Privacy Policy
Effective Date: 2025-09-30
1. Introduction
This Privacy Policy (“Policy”) explains how eSIMlii (“eSIMlii,” “we,” “our,” or “us”) collects, uses, shares, and protects your personal data when you use our website, mobile application, or purchase our eSIM services.
We are committed to protecting your privacy and complying with applicable data protection laws, including the General Data Protection Regulation (GDPR), local data privacy laws in your country of residence, and international best practices.
By using our services, you acknowledge that you have read and understood this Policy.
2. Data Controller
The data controller responsible for your personal data is:
3. Types of Personal Data We Collect
We collect different categories of personal data depending on how you interact with us.
Website & App Usage Data
IP address, device identifiers, operating system, browser type, language, and geolocation.
Pages visited, interactions with our website/app, and referring websites.
Collected mainly via cookies and tracking tools.
Customer Data (when purchasing an eSIM)
Name, email address, phone number, billing address, country of residence.
Payment details (processed securely via third-party providers, we do not store full card details).
Device information (make, model, eSIM capability).
Identity documents (passport, driver’s license, or similar) only when legally required for verification (e.g., anti-fraud or telecom regulations).
4. Sources of Personal Data
We may collect your data:
Directly from you when you purchase a plan, register on our website/app, or contact support.
Indirectly from third parties, such as distribution partners, travel agencies, or telecom operators.
Automatically via cookies, analytics, and tracking technologies when you browse our website.
5. Purpose and Legal Basis for Processing
We process your personal data only where we have a valid legal basis:
Performance of Contract
To process your eSIM purchase, activate your plan, and manage your account.
To provide customer support and resolve issues.
Compliance with Legal Obligations
To comply with telecom regulations, tax obligations, and law enforcement requests.
Legitimate Interests
To improve our services, secure our systems, prevent fraud, and optimize the customer experience.
To send service-related communications.
Consent
To use optional cookies, analytics, and marketing communications (you may withdraw consent anytime).
6. Sharing of Personal Data
We may share your personal data with:
Intra-group entities within eSIMlii for internal business operations.
Telecommunication providers to deliver eSIM connectivity services.
Third-party service providers (e.g., payment processors, IT providers, cloud hosting, analytics, customer support).
Regulators, courts, and law enforcement agencies where legally required.
Advisors such as lawyers, auditors, or consultants for business purposes.
We require all third parties to safeguard your data and use it only for the intended purpose.
7. International Data Transfers
As a global travel service, we may transfer your personal data outside your country or the European Economic Area (EEA).
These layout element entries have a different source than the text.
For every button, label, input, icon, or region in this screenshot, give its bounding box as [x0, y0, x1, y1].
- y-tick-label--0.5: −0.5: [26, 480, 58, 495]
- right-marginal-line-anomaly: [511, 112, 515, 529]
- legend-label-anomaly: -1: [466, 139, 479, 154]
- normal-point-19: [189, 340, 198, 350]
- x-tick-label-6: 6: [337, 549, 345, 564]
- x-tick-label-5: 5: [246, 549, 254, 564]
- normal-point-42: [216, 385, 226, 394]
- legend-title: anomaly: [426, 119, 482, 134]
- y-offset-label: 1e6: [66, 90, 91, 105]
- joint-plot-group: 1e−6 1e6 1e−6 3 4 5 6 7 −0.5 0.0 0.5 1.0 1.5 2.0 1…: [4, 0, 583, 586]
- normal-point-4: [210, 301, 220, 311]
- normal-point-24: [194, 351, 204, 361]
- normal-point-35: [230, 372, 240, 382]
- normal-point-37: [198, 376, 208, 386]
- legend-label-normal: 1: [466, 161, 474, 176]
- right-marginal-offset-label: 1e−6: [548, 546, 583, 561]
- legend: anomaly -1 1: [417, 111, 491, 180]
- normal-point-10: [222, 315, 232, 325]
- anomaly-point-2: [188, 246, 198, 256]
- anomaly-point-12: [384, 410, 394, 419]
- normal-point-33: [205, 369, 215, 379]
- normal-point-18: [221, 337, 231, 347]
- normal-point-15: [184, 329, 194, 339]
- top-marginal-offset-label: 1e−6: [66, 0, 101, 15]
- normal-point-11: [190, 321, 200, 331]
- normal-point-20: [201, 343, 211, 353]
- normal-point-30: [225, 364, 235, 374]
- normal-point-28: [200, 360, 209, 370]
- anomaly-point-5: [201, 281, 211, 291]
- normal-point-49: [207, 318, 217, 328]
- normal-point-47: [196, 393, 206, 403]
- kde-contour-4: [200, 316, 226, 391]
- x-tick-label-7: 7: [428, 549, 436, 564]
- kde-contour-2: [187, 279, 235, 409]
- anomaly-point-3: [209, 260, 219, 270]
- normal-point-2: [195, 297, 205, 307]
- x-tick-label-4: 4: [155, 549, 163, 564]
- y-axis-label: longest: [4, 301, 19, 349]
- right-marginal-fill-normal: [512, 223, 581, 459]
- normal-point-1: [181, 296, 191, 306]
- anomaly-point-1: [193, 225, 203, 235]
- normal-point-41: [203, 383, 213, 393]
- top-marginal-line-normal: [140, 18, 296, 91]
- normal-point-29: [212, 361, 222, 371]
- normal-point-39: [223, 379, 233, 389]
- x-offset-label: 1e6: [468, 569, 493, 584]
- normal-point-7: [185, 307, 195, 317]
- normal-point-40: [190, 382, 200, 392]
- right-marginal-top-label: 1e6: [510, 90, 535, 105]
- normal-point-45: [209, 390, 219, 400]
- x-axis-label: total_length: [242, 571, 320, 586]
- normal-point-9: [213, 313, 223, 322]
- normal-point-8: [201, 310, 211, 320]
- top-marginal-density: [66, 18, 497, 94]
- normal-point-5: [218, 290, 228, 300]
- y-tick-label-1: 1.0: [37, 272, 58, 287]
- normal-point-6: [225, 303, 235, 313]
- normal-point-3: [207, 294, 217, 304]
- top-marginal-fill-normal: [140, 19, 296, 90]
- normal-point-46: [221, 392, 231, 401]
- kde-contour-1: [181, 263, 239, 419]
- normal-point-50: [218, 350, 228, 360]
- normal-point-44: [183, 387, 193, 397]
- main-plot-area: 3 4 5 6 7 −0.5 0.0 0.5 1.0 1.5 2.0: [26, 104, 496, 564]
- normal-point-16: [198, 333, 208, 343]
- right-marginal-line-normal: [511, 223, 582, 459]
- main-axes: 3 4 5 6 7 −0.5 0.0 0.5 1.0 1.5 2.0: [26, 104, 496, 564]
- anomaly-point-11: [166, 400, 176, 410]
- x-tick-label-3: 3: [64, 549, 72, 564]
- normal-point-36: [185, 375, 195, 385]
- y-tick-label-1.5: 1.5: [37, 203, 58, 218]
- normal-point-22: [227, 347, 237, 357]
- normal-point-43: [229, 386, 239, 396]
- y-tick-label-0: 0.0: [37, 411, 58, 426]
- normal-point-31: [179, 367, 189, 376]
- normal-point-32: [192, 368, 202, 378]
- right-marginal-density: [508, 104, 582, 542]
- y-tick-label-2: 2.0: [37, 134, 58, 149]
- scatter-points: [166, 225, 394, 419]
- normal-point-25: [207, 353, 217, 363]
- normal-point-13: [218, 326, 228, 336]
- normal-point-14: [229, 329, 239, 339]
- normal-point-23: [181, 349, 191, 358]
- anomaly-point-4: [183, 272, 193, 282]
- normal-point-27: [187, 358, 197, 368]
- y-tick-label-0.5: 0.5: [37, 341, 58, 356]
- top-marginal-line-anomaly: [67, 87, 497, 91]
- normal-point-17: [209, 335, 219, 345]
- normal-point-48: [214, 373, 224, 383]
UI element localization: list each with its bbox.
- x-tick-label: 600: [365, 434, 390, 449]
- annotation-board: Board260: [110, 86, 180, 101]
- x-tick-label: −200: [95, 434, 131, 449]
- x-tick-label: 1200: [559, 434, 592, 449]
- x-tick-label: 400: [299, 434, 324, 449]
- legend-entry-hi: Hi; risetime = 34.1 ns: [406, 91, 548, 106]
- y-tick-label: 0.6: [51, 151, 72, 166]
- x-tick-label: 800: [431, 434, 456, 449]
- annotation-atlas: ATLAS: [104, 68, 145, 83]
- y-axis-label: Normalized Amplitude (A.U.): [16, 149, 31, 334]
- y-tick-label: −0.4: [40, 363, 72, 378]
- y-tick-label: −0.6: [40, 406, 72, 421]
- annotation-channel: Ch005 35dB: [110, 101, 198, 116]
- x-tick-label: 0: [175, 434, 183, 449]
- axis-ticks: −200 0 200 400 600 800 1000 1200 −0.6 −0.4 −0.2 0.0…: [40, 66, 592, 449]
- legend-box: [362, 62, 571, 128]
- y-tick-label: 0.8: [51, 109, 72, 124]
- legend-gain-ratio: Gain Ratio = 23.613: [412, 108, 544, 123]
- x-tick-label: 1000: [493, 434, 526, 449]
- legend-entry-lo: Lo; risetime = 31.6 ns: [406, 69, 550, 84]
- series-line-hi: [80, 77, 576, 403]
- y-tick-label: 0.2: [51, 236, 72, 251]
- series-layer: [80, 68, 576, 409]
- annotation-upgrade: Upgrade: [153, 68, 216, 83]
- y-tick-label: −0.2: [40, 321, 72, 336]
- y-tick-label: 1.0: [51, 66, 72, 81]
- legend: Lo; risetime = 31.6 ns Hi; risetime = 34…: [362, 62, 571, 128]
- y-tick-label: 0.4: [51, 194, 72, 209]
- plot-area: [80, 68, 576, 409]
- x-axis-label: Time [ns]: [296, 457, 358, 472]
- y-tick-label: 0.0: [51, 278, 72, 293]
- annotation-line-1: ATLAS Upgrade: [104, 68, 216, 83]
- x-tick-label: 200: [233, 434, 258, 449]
Where we do so, we ensure appropriate safeguards, such as Standard Contractual Clauses (SCCs) or other legally recognized transfer mechanisms.
8. Your Data Protection Rights
You have the following rights under GDPR and similar laws:
Access – Request a copy of the data we hold about you.
Rectification – Request correction of inaccurate or incomplete data.
Erasure – Request deletion of your personal data where applicable.
Restriction – Request that we limit processing in certain circumstances.
Portability – Request your data in a structured, machine-readable format.
Object – Object to processing based on legitimate interests or direct marketing.
Withdraw Consent – Revoke consent for marketing or optional cookies at any time.
Complaint – File a complaint with your local data protection authority.
9. Data Retention
We retain your personal data only as long as necessary for the purposes outlined in this Policy:
For the duration of your contract and up to 7 years after account closure for legal and tax obligations.
For fraud prevention and regulatory compliance as required by law.
Shorter periods for certain data (e.g., cookies, connection logs) in line with our retention schedule.
10. Children’s Data
Our services are not intended for children under 18. We do not knowingly collect personal data from minors. If we become aware of such collection, we will delete the data and terminate the account immediately.
11. Security of Your Data
We implement strict security measures, including encryption, firewalls, secure servers, access controls, and regular monitoring, to protect your personal data from unauthorized access, alteration, or loss.
12. Contact Us
If you have questions about this Policy or wish to exercise your rights, please contact:
13. Updates to this Policy
We may update this Policy from time to time to reflect changes in technology, regulations, or our services. The latest version will always be available on this page, with the effective date clearly indicated.